“Faced with a younger, positive, appealing Republican candidate who avoids gaffes and runs not on amnesty and entitlement reform, but on a platform aimed at middle-class families and working-class whites, there is no telling how Hillary Clinton would look, how she would perform, what choices she would make. And if she slips and falls, who’s going to rescue her? David Brock?”
The 2014 election was a disaster for Hillary Clinton. Why? Let us count the ways.
She will have to run against an energetic and motivated Republican party. If the GOP had failed to capture the Senate, the loss would have been more than demoralizing. It would have led to serious discussion of a third party. Donors would have reconsidered whether their spending was worth the reputational cost. Candidate recruitment efforts would have stalled. Republican voters would have asked why they bother to show up. The Republican circular firing squad, always a problem, wouldn’t use conventional weapons. They’d use ICBMs.

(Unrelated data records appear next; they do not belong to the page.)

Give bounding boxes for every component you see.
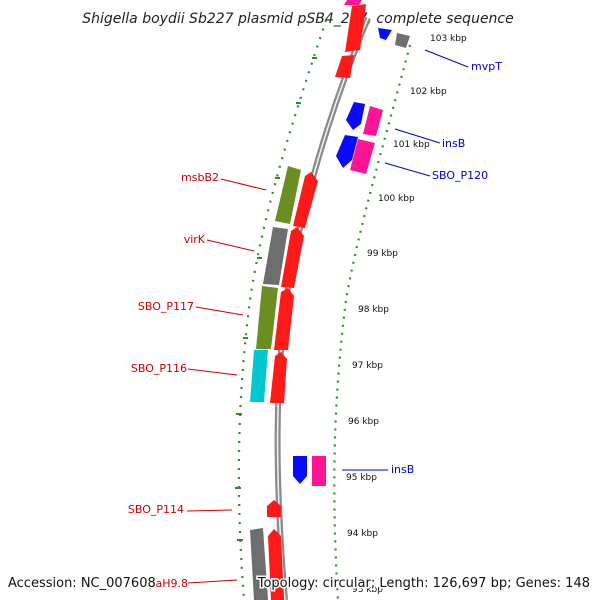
scale-labels: 103 kbp 102 kbp 101 kbp 100 kbp 99 kbp 9… [346, 34, 467, 595]
gene-magenta-top [344, 0, 362, 5]
gene-red-virK [281, 227, 304, 288]
gene-label-insB-2: insB [391, 463, 414, 476]
gene-blue-sbo-p120 [336, 135, 358, 168]
gene-label-insB: insB [442, 137, 465, 150]
topology-text: Topology: circular; Length: 126,697 bp; … [257, 576, 590, 591]
gene-label-mvpT: mvpT [471, 60, 502, 73]
accession-text: Accession: NC_007608 [8, 576, 156, 591]
gene-red-sbo-p117 [274, 288, 294, 350]
leader-sbo-p114 [186, 509, 233, 512]
gene-label-virK: virK [184, 233, 206, 246]
leader-msbB2 [220, 178, 267, 191]
leader-virK [206, 239, 255, 252]
leader-sbo-p120 [384, 162, 431, 177]
scale-tick-label: 99 kbp [367, 249, 398, 259]
scale-tick-label: 96 kbp [348, 417, 379, 427]
gene-magenta-sbo-p120 [350, 139, 375, 174]
leader-ipaH [187, 579, 238, 584]
gene-label-msbB2: msbB2 [181, 171, 219, 184]
gene-label-sbo-p117: SBO_P117 [138, 300, 194, 313]
gene-red-ipaH [268, 529, 284, 600]
gene-red-sbo-p116 [270, 352, 287, 403]
scale-tick-label: 97 kbp [352, 361, 383, 371]
gene-magenta-insB-1 [363, 106, 383, 136]
scale-tick-label: 102 kbp [410, 87, 447, 97]
outer-ticks [235, 57, 317, 541]
gene-red-sbo-p114 [267, 500, 281, 517]
gene-olive-sbo-p117 [256, 286, 278, 349]
scale-tick-label: 100 kbp [378, 194, 415, 204]
gene-red-msbB2 [293, 172, 318, 228]
gene-red-top-1 [345, 4, 366, 52]
leader-mvpT [424, 49, 469, 68]
scale-tick-label: 94 kbp [347, 529, 378, 539]
map-title: Shigella boydii Sb227 plasmid pSB4_227, … [82, 11, 513, 27]
scale-tick-label: 103 kbp [430, 34, 467, 44]
gene-blue-insB-1 [346, 102, 365, 130]
gene-gray-ipaH [250, 528, 268, 600]
leader-lines [186, 49, 469, 584]
gene-blue-insB-2 [293, 456, 307, 484]
leader-insB-1 [394, 128, 441, 144]
gene-gray-virK [263, 227, 288, 285]
gene-magenta-insB-2 [312, 456, 326, 486]
gene-blue-top [378, 28, 392, 40]
scale-tick-label: 101 kbp [393, 140, 430, 150]
gene-cyan-sbo-p116 [250, 350, 268, 402]
gene-label-sbo-p120: SBO_P120 [432, 169, 488, 182]
gene-label-sbo-p116: SBO_P116 [131, 362, 187, 375]
scale-tick-label: 95 kbp [346, 473, 377, 483]
scale-tick-label: 98 kbp [358, 305, 389, 315]
leader-sbo-p116 [187, 368, 238, 376]
leader-sbo-p117 [195, 306, 244, 316]
gene-gray-top [395, 33, 410, 48]
gene-labels: mvpT insB SBO_P120 msbB2 virK SBO_P117 S… [128, 60, 502, 590]
gene-olive-msbB2 [275, 166, 301, 224]
gene-label-sbo-p114: SBO_P114 [128, 503, 184, 516]
gene-red-top-2 [335, 55, 354, 78]
scale-tick-label: 93 kbp [352, 585, 383, 595]
gene-label-ipaH9.8: ipaH9.8 [145, 577, 188, 590]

Clinton would have loved to capitalize on this scenario. It would have enabled her to prolong strategic decisions such as how and when and to what degree she breaks from Obama. She would have claimed partial credit for saving the Senate. She would have promised to build on Democratic success. You would have been able to see her aura of inevitability for miles.
But she has been denied. Instead she must calculate how to salvage the wreckage of 2014. She must convince Democrats that their savior is a grandmother who lives in a mansion on Massachusetts Avenue. It is her party that is shell shocked, not the GOP. Trust me: You don’t want to be in that position.
The results also showed that the electorate looks forward rather than backward. Clinton’s 2016 argument will be based in part on recollection. Her message: If you liked the 1990s, the last period of broad-based growth and full employment, put my husband and me back in the White House.
But voters are not retrospective. They judge based on the conditions of the moment. In 2010, Democrats tarred Rob Portman as a former Bush official. In 2014, they tried something similar with congressional candidate Elise Stefanik. Both Portman and Stefanik won.